LinkRank (or, It Takes a Link Village)
The phrase “link neighborhood” has been going around in the SEO/SEM industry for several years now. The idea, essentially, is you are who you link to. And you can expand that, to some degree, to include you are who links to you.
Now, that second part is a tough one to swallow because you have no control over who links to you in a willy-nilly way. If BestSpamSiteEver.com decides to link to your web site, there’s not much you can do to stop it. And search engine algorithms are smart enough to know that. But they’re not perfect. As Rand recently discussed, you can hurt a competitor by getting spammy links to point to the same sites your competitor links to.
Think about that for a second. You’re “Site A” and you link to “Site B”, a quality, relevant site. But if Spam Sites C, D, E, F, G, and H also link to Site B, it could reflect back on you. As a caveat, I think this is only practical in the extreme. A small handful of such links shouldn’t trigger the guilt-by-association problem — unless “a small handful” represents a large portion of your links!
Rand ends that note with a sentence that mirrors something I’ve been seeing and thinking about:
“Word on the street is that Google is much, much better at categorizing link spam networks as a whole.”
Yes. Matt Cutts hinted at this in his BigDaddy Indexing Timeline post, which I’ve talked about before here on SBS.
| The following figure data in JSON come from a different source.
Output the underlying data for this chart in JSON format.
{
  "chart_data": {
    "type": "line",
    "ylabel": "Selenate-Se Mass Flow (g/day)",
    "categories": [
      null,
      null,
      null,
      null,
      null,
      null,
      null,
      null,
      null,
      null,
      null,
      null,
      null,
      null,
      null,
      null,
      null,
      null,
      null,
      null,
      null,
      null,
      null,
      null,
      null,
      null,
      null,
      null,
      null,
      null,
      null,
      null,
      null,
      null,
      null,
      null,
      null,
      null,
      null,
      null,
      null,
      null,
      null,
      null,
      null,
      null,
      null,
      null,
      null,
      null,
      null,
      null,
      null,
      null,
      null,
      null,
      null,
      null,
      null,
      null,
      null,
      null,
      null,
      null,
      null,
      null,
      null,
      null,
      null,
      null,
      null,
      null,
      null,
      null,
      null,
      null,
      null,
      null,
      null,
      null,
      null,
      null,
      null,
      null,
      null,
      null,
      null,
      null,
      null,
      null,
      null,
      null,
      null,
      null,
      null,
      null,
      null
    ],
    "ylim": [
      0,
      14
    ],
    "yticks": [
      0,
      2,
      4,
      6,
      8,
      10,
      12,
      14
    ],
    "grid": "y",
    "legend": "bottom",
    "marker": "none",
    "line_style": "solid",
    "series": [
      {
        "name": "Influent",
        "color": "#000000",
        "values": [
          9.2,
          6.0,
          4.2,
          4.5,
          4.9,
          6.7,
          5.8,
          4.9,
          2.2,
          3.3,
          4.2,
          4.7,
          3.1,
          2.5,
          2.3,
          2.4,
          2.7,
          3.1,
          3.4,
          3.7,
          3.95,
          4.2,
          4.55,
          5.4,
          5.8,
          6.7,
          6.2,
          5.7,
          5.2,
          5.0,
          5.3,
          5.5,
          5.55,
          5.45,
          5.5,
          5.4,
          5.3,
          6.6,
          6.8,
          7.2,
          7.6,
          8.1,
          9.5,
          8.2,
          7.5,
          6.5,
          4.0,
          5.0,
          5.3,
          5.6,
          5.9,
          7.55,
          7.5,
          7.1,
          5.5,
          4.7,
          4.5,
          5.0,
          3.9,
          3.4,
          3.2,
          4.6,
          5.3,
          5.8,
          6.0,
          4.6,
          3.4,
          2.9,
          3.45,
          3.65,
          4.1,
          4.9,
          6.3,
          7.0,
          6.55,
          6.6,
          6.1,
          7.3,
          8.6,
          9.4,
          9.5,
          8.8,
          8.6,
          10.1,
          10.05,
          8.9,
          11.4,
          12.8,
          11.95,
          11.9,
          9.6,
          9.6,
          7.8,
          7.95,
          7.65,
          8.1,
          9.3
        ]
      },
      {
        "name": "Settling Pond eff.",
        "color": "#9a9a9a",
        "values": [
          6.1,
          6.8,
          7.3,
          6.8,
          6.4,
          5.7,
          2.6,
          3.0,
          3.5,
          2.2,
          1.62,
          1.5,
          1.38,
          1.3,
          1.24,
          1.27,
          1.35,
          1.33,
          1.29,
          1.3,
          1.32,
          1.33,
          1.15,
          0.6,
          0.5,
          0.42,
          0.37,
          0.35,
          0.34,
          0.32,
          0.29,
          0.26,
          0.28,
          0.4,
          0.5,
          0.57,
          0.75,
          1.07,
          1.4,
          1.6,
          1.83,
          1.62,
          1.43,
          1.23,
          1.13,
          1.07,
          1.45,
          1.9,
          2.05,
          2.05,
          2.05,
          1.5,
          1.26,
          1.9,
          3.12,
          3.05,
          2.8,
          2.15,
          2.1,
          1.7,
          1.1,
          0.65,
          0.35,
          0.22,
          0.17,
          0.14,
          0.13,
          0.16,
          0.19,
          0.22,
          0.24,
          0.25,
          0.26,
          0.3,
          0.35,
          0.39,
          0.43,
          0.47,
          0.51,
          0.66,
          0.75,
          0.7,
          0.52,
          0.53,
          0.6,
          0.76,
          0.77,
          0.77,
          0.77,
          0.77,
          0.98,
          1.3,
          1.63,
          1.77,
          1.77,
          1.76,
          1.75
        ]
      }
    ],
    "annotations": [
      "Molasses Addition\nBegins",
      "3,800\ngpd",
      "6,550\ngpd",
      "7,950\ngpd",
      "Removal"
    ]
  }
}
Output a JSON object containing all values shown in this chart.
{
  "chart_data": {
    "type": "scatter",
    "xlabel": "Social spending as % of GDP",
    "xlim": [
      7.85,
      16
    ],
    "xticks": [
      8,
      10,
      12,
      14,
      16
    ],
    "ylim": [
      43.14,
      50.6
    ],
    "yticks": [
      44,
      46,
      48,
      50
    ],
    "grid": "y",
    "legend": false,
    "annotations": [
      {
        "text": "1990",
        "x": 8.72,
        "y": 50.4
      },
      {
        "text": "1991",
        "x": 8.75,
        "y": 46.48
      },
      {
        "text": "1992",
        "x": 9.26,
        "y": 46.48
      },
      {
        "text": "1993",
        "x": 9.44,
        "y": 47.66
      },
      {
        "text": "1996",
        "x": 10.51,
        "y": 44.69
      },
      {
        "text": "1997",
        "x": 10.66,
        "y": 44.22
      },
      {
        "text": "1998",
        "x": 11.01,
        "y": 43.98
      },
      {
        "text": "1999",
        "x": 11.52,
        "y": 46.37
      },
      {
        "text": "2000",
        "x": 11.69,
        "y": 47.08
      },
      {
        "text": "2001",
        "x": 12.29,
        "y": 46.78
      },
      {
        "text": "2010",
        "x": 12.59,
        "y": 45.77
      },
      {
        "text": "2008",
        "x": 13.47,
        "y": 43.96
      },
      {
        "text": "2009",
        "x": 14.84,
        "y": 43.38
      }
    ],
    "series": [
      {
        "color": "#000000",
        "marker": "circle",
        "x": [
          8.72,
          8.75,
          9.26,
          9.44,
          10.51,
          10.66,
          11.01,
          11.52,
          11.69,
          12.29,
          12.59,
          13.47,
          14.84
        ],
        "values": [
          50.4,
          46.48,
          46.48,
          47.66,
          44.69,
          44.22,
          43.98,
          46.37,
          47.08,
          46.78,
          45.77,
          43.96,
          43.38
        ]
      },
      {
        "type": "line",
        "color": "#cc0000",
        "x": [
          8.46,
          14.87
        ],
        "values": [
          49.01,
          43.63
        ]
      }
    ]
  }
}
Google has obviously upped the ante on how it measures and analyzes link patterns. It’s not so much about your link neighborhood anymore — it’s bigger than that. It’s about your Link Village or Link City. Google does a lot more dot-connecting when it looks at the link patterns that we all contribute to.
We already think in terms of PageRank and TrustRank, but here’s something to be thinking more about from this point forward: LinkRank.
Think of LinkRank like this: the value and trust of a site as measured by the full community of links in which the site participates.
What’s your LinkRank? Who are you linking to? And why are you linking to them?
More than ever before, linking to quality, relevant sites is in your best interest. And linking because it earns you a fast buck, or because it gets you five links in return is not.